Cosa non funziona nella legge 180 del 1978?

«E’ una grande legge, ma non è stata applicata del tutto. Nella maggior parte delle Regioni le cose sono state fatte poco e male con il risultato di servizi decisamente carenti in buona parte del Paese e un’enorme disparità fra i territori. Per troppe amministrazioni è stata vista solo come l’occasione per risparmiare soldi».

In che modo il vostro disegno dei legge prevede di migliorarla?

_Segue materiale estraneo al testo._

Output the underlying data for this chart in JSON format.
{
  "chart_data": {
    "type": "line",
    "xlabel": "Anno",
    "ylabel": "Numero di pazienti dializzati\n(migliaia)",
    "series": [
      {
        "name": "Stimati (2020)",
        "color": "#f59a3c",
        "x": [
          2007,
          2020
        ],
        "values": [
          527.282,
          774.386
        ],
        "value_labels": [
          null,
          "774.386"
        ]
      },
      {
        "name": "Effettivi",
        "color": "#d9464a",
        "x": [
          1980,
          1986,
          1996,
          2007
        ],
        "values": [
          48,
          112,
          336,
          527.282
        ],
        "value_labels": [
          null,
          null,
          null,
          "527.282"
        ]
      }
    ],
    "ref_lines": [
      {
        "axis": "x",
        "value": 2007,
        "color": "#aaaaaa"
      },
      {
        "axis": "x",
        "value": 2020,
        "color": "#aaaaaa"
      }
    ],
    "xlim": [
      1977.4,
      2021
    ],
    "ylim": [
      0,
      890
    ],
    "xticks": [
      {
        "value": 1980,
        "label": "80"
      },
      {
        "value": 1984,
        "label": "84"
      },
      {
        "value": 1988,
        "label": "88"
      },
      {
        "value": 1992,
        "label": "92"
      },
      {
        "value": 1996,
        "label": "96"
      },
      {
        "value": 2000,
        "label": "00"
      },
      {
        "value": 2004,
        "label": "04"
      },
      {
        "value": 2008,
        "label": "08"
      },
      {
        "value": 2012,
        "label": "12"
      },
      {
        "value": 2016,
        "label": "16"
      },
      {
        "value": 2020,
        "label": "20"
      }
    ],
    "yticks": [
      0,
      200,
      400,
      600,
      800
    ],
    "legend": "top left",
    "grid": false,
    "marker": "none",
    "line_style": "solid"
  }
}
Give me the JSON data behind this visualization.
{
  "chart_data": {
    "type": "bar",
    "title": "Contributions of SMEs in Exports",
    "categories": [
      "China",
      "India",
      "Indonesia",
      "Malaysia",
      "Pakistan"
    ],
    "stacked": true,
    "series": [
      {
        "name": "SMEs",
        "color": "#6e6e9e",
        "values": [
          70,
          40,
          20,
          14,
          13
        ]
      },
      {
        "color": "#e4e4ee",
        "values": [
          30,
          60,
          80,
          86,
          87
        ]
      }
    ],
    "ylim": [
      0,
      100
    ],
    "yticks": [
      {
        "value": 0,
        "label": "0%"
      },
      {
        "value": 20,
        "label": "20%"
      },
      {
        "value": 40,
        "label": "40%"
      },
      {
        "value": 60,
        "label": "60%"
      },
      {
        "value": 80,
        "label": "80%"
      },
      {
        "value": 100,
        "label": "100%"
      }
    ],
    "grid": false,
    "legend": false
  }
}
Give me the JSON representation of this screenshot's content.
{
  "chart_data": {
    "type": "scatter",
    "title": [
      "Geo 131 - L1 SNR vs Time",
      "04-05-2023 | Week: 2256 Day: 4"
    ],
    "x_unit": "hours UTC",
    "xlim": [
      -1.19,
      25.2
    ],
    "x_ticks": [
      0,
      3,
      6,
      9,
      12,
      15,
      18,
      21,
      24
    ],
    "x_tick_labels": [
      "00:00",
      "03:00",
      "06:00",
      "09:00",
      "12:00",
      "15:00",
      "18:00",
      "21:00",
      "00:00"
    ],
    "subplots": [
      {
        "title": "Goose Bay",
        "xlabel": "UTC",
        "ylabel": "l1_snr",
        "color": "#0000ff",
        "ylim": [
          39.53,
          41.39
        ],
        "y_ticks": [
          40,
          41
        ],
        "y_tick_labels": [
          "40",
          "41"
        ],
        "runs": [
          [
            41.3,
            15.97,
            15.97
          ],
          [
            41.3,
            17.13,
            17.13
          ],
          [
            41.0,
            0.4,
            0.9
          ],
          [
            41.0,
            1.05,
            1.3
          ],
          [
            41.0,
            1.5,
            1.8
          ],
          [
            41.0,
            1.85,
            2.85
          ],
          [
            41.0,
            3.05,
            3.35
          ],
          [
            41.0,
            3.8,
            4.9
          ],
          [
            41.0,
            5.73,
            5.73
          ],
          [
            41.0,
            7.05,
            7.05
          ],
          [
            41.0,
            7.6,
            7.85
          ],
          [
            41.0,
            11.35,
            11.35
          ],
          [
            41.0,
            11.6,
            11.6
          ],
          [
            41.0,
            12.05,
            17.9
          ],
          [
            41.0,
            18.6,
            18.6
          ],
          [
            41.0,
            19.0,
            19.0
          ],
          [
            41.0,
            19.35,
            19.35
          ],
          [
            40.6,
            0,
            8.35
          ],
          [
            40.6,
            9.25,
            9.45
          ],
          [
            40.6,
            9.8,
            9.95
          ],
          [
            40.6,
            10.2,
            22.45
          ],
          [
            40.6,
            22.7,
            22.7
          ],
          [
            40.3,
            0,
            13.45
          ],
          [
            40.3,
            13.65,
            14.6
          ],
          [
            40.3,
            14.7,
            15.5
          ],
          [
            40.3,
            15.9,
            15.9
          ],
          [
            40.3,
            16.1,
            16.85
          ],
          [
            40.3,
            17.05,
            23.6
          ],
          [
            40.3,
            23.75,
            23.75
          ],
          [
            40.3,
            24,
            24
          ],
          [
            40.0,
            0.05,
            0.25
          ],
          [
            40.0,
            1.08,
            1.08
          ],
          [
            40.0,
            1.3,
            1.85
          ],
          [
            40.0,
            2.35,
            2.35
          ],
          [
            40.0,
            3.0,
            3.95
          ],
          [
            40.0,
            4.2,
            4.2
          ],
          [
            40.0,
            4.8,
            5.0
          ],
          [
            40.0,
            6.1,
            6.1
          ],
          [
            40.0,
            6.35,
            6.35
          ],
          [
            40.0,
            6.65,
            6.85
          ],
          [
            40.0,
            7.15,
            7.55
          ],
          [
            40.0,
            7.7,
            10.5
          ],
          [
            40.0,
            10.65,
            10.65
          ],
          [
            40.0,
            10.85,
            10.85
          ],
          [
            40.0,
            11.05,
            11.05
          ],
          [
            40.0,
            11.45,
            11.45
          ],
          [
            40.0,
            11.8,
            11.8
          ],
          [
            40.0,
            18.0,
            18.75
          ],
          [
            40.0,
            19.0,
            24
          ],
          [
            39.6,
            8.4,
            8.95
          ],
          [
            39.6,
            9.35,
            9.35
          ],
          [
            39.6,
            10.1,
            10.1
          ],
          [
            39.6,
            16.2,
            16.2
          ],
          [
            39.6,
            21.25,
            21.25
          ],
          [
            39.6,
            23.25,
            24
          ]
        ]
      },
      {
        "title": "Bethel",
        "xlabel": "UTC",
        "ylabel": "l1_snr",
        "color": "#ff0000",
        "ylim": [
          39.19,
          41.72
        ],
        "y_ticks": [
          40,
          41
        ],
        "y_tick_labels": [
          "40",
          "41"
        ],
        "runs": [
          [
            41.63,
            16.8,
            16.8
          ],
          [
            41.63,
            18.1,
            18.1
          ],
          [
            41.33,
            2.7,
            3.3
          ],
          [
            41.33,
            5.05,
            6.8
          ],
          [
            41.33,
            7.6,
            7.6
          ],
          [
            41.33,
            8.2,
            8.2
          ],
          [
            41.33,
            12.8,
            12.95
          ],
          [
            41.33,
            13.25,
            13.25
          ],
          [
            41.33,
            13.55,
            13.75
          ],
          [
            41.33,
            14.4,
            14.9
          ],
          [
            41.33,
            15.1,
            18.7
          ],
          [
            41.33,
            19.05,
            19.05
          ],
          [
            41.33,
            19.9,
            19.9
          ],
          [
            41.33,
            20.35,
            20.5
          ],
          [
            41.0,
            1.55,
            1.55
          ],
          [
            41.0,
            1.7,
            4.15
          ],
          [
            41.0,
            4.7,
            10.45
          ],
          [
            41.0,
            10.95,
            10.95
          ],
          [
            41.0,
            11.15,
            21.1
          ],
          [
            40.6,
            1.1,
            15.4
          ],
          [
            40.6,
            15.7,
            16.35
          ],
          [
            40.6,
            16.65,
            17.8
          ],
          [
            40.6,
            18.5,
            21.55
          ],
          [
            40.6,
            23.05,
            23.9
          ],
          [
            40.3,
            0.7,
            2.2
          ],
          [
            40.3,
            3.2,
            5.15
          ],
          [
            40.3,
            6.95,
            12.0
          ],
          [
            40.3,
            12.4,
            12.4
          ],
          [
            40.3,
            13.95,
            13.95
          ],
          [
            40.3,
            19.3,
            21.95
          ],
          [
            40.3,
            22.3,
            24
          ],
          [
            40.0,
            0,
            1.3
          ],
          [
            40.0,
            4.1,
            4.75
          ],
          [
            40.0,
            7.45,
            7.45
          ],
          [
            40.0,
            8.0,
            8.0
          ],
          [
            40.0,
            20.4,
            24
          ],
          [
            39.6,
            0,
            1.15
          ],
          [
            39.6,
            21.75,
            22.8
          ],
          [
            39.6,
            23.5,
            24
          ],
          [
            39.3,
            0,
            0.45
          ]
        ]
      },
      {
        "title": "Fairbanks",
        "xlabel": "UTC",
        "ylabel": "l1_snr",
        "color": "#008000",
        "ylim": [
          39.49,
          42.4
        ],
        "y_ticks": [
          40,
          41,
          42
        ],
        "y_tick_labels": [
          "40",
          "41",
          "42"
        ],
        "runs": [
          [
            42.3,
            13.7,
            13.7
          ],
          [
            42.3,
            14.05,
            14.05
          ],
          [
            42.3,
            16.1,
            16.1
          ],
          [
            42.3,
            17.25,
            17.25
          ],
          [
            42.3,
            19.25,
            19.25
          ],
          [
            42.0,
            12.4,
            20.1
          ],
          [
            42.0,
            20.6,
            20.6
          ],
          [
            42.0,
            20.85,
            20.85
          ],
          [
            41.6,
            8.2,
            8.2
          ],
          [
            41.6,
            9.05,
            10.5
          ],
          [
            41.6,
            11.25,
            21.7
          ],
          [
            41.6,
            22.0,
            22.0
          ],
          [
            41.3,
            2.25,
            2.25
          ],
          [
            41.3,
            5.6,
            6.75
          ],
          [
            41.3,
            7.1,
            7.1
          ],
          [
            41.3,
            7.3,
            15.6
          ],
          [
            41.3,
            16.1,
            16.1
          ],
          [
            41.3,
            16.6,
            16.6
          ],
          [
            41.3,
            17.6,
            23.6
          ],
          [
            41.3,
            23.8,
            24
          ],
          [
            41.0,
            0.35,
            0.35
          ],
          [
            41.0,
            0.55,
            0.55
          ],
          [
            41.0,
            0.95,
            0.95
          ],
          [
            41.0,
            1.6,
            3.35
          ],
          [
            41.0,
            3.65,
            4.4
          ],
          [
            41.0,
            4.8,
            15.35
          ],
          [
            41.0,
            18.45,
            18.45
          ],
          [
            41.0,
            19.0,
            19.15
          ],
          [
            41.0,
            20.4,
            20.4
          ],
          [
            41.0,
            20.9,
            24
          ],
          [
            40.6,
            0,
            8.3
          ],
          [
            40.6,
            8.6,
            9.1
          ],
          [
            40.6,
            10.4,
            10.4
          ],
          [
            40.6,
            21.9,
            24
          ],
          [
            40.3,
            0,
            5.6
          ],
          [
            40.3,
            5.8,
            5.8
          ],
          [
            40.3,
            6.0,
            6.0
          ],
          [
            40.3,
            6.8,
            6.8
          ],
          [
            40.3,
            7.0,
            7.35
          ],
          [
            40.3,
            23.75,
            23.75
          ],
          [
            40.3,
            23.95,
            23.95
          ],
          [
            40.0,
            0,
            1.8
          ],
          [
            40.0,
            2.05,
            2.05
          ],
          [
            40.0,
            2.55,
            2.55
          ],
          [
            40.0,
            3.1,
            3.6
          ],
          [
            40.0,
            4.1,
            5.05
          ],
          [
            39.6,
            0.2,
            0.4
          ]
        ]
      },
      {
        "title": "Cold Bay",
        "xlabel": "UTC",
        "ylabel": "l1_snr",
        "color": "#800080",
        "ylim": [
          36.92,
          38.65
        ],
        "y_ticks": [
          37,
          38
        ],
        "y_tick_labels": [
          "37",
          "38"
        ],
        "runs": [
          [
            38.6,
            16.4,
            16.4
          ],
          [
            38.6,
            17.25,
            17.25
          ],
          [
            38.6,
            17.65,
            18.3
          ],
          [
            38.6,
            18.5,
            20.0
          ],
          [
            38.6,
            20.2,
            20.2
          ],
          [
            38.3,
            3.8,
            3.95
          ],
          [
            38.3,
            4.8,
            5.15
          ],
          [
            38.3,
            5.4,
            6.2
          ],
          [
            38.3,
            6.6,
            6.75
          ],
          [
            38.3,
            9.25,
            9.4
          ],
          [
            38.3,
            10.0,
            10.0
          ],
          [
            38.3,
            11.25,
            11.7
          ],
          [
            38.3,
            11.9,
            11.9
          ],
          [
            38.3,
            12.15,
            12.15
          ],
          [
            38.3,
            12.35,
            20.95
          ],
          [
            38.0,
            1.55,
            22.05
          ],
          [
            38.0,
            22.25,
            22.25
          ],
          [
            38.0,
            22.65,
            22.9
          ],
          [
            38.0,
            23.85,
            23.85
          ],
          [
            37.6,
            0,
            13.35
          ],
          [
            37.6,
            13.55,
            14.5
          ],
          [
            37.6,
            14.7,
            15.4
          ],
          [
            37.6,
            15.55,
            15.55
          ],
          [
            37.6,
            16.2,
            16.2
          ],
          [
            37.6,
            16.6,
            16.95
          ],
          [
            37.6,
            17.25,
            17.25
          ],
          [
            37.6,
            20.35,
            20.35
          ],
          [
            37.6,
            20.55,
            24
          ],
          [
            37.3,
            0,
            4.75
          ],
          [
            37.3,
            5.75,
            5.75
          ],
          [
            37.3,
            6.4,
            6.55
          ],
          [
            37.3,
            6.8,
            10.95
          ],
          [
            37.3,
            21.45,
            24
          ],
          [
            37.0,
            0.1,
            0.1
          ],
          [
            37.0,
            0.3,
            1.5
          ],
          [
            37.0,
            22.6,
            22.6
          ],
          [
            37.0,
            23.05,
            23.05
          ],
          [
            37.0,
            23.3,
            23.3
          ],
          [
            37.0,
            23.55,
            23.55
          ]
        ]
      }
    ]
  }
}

«Pensiamo innanzitutto a un rafforzamento dei servizi: i Centri di Salute mentale devono essere davvero aperti 24 ore su 24 e fornire risposte immediate. Per contro il Dipartimento di Salute Mentale, al quali i Centri fanno riferimento, non possono occuparsi della cura di un bacino di 500mila persone, ma limitarsi a un’area di 60/70mila unità. Questo, naturalmente, implica un discorso sulle coperture finanziarie: nella nostra proposta scriviamo che le risorse da destinare alla salute mentale, così da garantire prestazioni omogenee su tutto il territorio, devono costituire almeno il 5 per cento del Fondo sanitario nazionale (attualmente è impiegato il 3 per cento, ndr). Pensiamo, giusto per fare un confronto, che in Paesi come Francia e Regno Unito la percentuale è del 12 per cento. Nel nostro testo insistiamo anche su alcuni punti delicati: lo stop alla “contenzione materiale”, persone che di fatto vengono ancora legate ai letti. Si tratta di un’attività illegittima cui si fa troppo spesso ricorso, magari in modo sommerso e strisciante. Vogliamo un TSO (Trattamento Sanitario Obbligatorio) più rispettoso del cittadino, con la nomina di un garante da parte del giudice tutelare. E poi non soldi generici per le prestazioni, ma sempre più progetti individuali integrati per la singola persona. Insomma, ci piacerebbe riuscire a tradurre in buone pratiche, come già avviene in alcune, purtroppo poche, regioni, i principi della legge 180».